Dal punto di vista geografico il Cile è infatti un Paese
senz’altro unico al mondo. trattandosi di una striscia
di terra larga appena 200 km, ma lunga ben 4300
km, chiusa dalla cordigliera delle Ande da un lato e
dall’Oceano Pacifico dall’altro.
Con una simile disposizione longitudinale gli
ambienti climatici non possono essere che variegati
e multiformi. Una grande regione desertica nel
nord, vulcani, foreste e laghi a far da cornice nella
fertile vallata centrale, fiordi e ghiacciai nel sud: così
si può sommariamente sintetizzare il paesaggio cileno.
Ma i motivi per un viaggio in Cile non sono da ricercare
solamente nelle bellezze naturali, notevoli sono anche
le testimonianze storico-culturali, che vanno dai reperti
archeologici degli indios Araucani alla presenza della
penetrazione coloniale spagnola, per arrivare al Cile
di oggi, da poco riconsegnato alla società civile dopo
un regime militare durato diciassette anni.
Dall’Italia si può arrivare in Cile con un lungo volo
diretto ma accedervi per via terrestre dai Paesi limitrofi
costituisce di per sè un’esperienza entusiasmante
visto l’eccezionale paesaggio d’alta montagna che
s’attraversa.
Così la strada che collega la città argentina di Mendoza con Santiago del Cile passa proprio ai piedi
delle più alte cime andine, tra le quali l’Aconcagua,
la più alta vetta d’America con i suoi 6959 metri
regalando al viaggiatore visioni mozzafiato di massicci
innevati e profonde scarpate.
Superato il confine al passo de La Cumbre (a oltre
3800 metri d’altezza) inizia la lenta discesa verso
Santiago del Cìle: lasciata alle spalle la stazione
sciistica di Portillo lo scenario muta man mano che
ci si abbassa di quota per incontrare dopo un paio
d’ore la più esterna cintura periferica della città.

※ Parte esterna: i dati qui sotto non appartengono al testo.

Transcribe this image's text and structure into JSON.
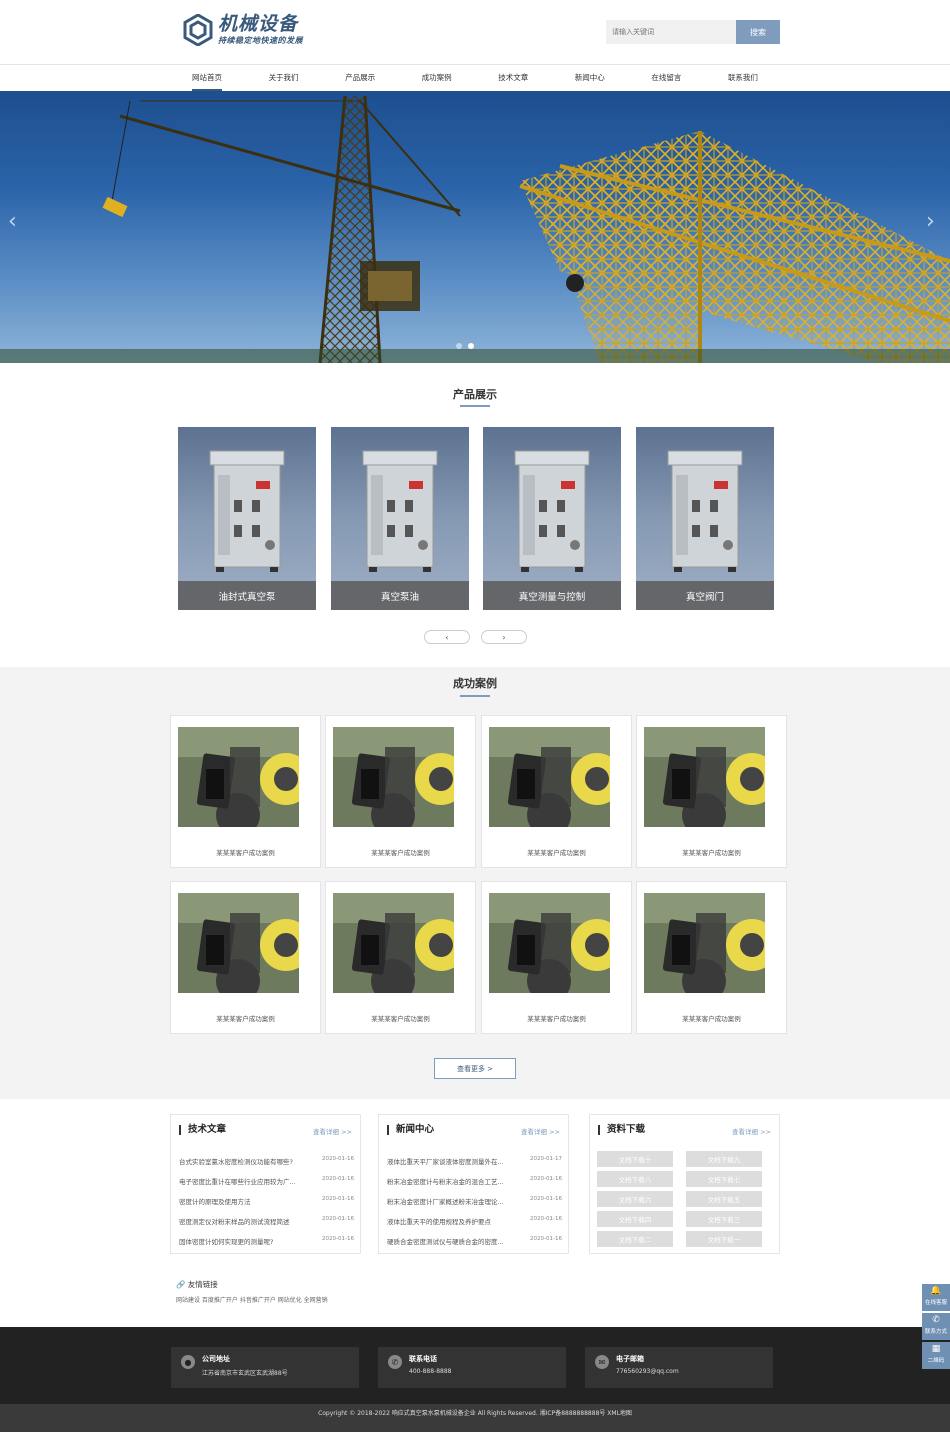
{
  "header": {
    "logo_title": "机械设备",
    "logo_sub": "持续稳定地快速的发展",
    "search_placeholder": "请输入关键词",
    "search_btn": "搜索"
  },
  "nav": [
    "网站首页",
    "关于我们",
    "产品展示",
    "成功案例",
    "技术文章",
    "新闻中心",
    "在线留言",
    "联系我们"
  ],
  "banner": {
    "prev": "‹",
    "next": "›"
  },
  "products": {
    "title": "产品展示",
    "items": [
      "油封式真空泵",
      "真空泵油",
      "真空测量与控制",
      "真空阀门"
    ],
    "prev": "‹",
    "next": "›"
  },
  "cases": {
    "title": "成功案例",
    "items": [
      "某某某客户成功案例",
      "某某某客户成功案例",
      "某某某客户成功案例",
      "某某某客户成功案例",
      "某某某客户成功案例",
      "某某某客户成功案例",
      "某某某客户成功案例",
      "某某某客户成功案例"
    ],
    "more": "查看更多 >"
  },
  "articles": {
    "title": "技术文章",
    "more": "查看详细 >>",
    "items": [
      {
        "t": "台式实验室氯水密度检测仪功能有哪些?",
        "d": "2020-01-16"
      },
      {
        "t": "电子密度比重计在哪些行业应用较为广...",
        "d": "2020-01-16"
      },
      {
        "t": "密度计的原理及使用方法",
        "d": "2020-01-16"
      },
      {
        "t": "密度测定仪对粉末样品的测试流程简述",
        "d": "2020-01-16"
      },
      {
        "t": "固体密度计如何实现更的测量呢?",
        "d": "2020-01-16"
      }
    ]
  },
  "news": {
    "title": "新闻中心",
    "more": "查看详细 >>",
    "items": [
      {
        "t": "液体比重天平厂家谈液体密度测量外在...",
        "d": "2020-01-17"
      },
      {
        "t": "粉末冶金密度计与粉末冶金的混合工艺...",
        "d": "2020-01-16"
      },
      {
        "t": "粉末冶金密度计厂家概述粉末冶金理论...",
        "d": "2020-01-16"
      },
      {
        "t": "液体比重天平的使用规程及养护要点",
        "d": "2020-01-16"
      },
      {
        "t": "硬质合金密度测试仪与硬质合金的密度...",
        "d": "2020-01-16"
      }
    ]
  },
  "downloads": {
    "title": "资料下载",
    "more": "查看详细 >>",
    "items": [
      "文档下载十",
      "文档下载九",
      "文档下载八",
      "文档下载七",
      "文档下载六",
      "文档下载五",
      "文档下载四",
      "文档下载三",
      "文档下载二",
      "文档下载一"
    ]
  },
  "links": {
    "title": "友情链接",
    "items": "网站建设 百度推广开户 抖音推广开户 网站优化 全网营销"
  },
  "footer": {
    "addr_label": "公司地址",
    "addr": "江苏省南京市玄武区玄武湖88号",
    "tel_label": "联系电话",
    "tel": "400-888-8888",
    "mail_label": "电子邮箱",
    "mail": "776560293@qq.com",
    "copyright": "Copyright © 2018-2022 响应式真空泵水泵机械设备企业 All Rights Reserved. 湘ICP备8888888888号 XML地图"
  },
  "side": [
    "在线客服",
    "联系方式",
    "二维码"
  ],
  "colors": {
    "accent": "#3a5a7c",
    "button": "#7f9cbe",
    "footer": "#222222"
  }
}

Moderna metropoli di quattro milioni d’abitanti,
Santiago è il centro politico, economico, culturale
più importante di tutto il paese ospitando un terzo
dei cileni e agendo continuamente da calamita per
tanti altri.
D’altronde non potrebbe essere diversamente vista
la sua ottima collocazione geografica, al centro di
una regione dal clima mediterraneo, che favorisce
un’agricoltura opulenta.
Santiago ha molto da offrire al turista che decide di
trascorrervi qualche giornata prima d’avventurarsi al
Nord o al Sud.
Intanto qui non si è lontani nè dalle stazioni sciistiche
andine nè dalle località balneari sul Pacifico e per
buona parte dell’anno si può scegliere l’una o l’altra
possibilità.
Poi la città stessa non è da trascurare. Chi ama
andare per musei ne ha due da non perdere
assolutamente: il Museo Precolombiano, ricco di
testimonianze delle varie civiltà precedenti l’arrivo
degli Spagnoli e il museo di Santiago, degno di visita
sia per la ricostruzione storica dello sviluppo della
città sia per il bel palazzo coloniale che lo ospita, la
Casa Colorada.
Un’emozione particolare la riserva a Moneda, sede
della presidenza della Repubblica.
Tutti ne ricordano le immagini nei giorni del golpe
del 1973, gli incendi e le distruzioni dei bombardamenti aerei,l’andirivieni dei carriarmati sulla
piazza antistante, il presidente Allende con il mitra
in mano davanti al portone d’ingresso poco prima
della fine. Infine dopo aver frequentato musei, palazzi, chiese e piazze, è d’obbligo una salita al Cerro
Santa Lucia, una collinetta che si erge nel centro di
Santiago, dalla quale si può avere una bella panoramica della città con i picchi andini che si stagliano
sullo sfondo.
ll deserto di Atacama.
Situato in altura in una regione vasta quasi quanto
l’Italia, interamente desertica, praticamente spopolata
nell’interno e con qualche città portuale sulla costa,
è divenuto territorio cileno solo nel secolo scorso,
dopo una sanguinosa guerra con Perù e Bolivia
condotta, ufficialmente, per difendere i diritti della
popolazione cilena in quella zona, in realtà per mettere
le mani sulle enormi ricchezze del sottosuolo.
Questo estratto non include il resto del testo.